On December 2, 2010, the Philadelphia City Council recognized Commander Adrienne J. Simmons, BSN ’91, in a ceremony for the occasion of her retirement from the United States Navy where she served for 20 years. She is noticeably proud of her Jefferson education, which, she said, “…provided me with a solid foundation to launch my successful Navy career.”
After graduation, Commander Simmons entered the Navy through its Baccalaureate Degree Completion Program and was commissioned as an Ensign in the Navy Nurse Corps at the National Naval Medical Center in Bethesda, Md. There she served as a staff nurse on a general surgery/urology ward and later on a high-risk labor and delivery unit. During her second tour, she was promoted to Assistant Division Officer in the medical-surgical and pediatric ward at Naval Hospital Okinawa in Japan. She earned an MA in Public Administration from the University of Oklahoma.

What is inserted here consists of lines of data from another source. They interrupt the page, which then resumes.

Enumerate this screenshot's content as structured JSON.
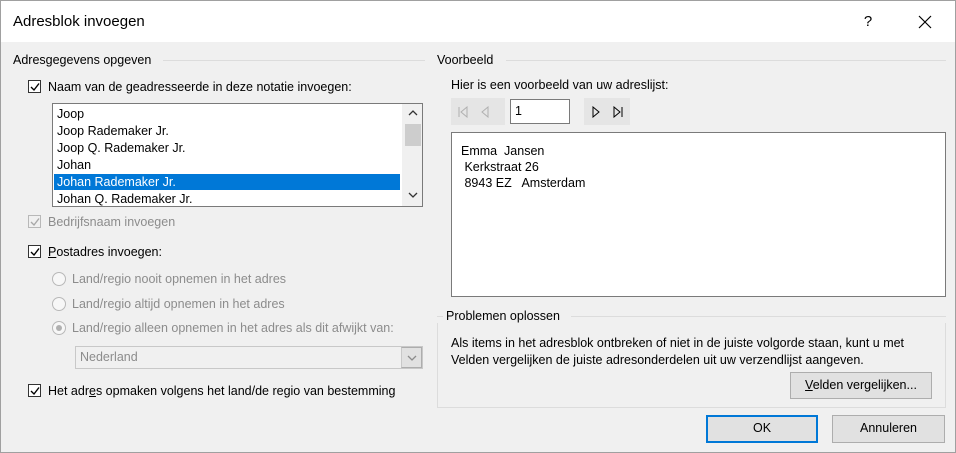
{
  "dialog": {
    "title": "Adresblok invoegen",
    "help": "?",
    "close": "close"
  },
  "left": {
    "group_label": "Adresgegevens opgeven",
    "recipient_name": {
      "pre": "Naam van de ",
      "key": "g",
      "post": "eadresseerde in deze notatie invoegen:",
      "checked": true
    },
    "name_formats": [
      "Joop",
      "Joop Rademaker Jr.",
      "Joop Q. Rademaker Jr.",
      "Johan",
      "Johan Rademaker Jr.",
      "Johan Q. Rademaker Jr."
    ],
    "selected_index": 4,
    "company_name": {
      "label": "Bedrijfsnaam invoegen",
      "checked": true,
      "disabled": true
    },
    "postal_address": {
      "key": "P",
      "rest": "ostadres invoegen:",
      "checked": true
    },
    "radios": [
      {
        "label": "Land/regio nooit opnemen in het adres",
        "selected": false
      },
      {
        "label": "Land/regio altijd opnemen in het adres",
        "selected": false
      },
      {
        "label": "Land/regio alleen opnemen in het adres als dit afwijkt van:",
        "selected": true
      }
    ],
    "country_select": "Nederland",
    "format_address": {
      "pre": "Het adr",
      "key": "e",
      "post": "s opmaken volgens het land/de regio van bestemming",
      "checked": true
    }
  },
  "right": {
    "group_label": "Voorbeeld",
    "preview_caption": "Hier is een voorbeeld van uw adreslijst:",
    "record_number": "1",
    "preview_lines": [
      "Emma  Jansen",
      " Kerkstraat 26",
      " 8943 EZ   Amsterdam"
    ],
    "problems_label": "Problemen oplossen",
    "problems_text": "Als items in het adresblok ontbreken of niet in de juiste volgorde staan, kunt u met Velden vergelijken de juiste adresonderdelen uit uw verzendlijst aangeven.",
    "match_fields": {
      "key": "V",
      "rest": "elden vergelijken..."
    }
  },
  "footer": {
    "ok": "OK",
    "cancel": "Annuleren"
  },
  "colors": {
    "accent": "#0078d7",
    "dialog_bg": "#f0f0f0",
    "disabled_text": "#8c8c8c"
  }
}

Next Simmons served as a staff nurse and education coordinator at California’s Camp Pendleton. She was subsequently appointed department head for two branch health clinics responsible for the primary care of Marine recruits, Field Medical School personnel, active duty, retirees and family members. In 2001, Commander Simmons was selected for Duty Under Instruction. After completing her Master’s in Nursing in the Family Nurse Practitioner Program from the University of North Carolina at Chapel Hill in 2003, she returned to Japan as a Family Nurse Practitioner at the Naval Hospital Yokosuka. In 2008, she was deployed to Khost, Afghanistan, as a member of a Provincial Reconstruction Team for one year. She served her final tour at the Naval Health Clinic at the Marine Corps Air Station Cherry Point in North Carolina.
Commander Simmons’ many decorations include the Bronze Star Medal, Army Commendation Medal, Navy Marine Corps Achievement Medal with two gold stars, National Defense Medal with one bronze star, Afghanistan Campaign Medal, and the Global War on Terrorism Service Medal.
After such an active career, Simmons plans to spend the next few months relaxing, traveling and spending time with friends and family. She will also explore career options both in and out of the health field. Some possibilities include participating in humanitarian medical missions, working as a clinical instructor and volunteering as a Family Nurse Practitioner at a clinic for underserved populations.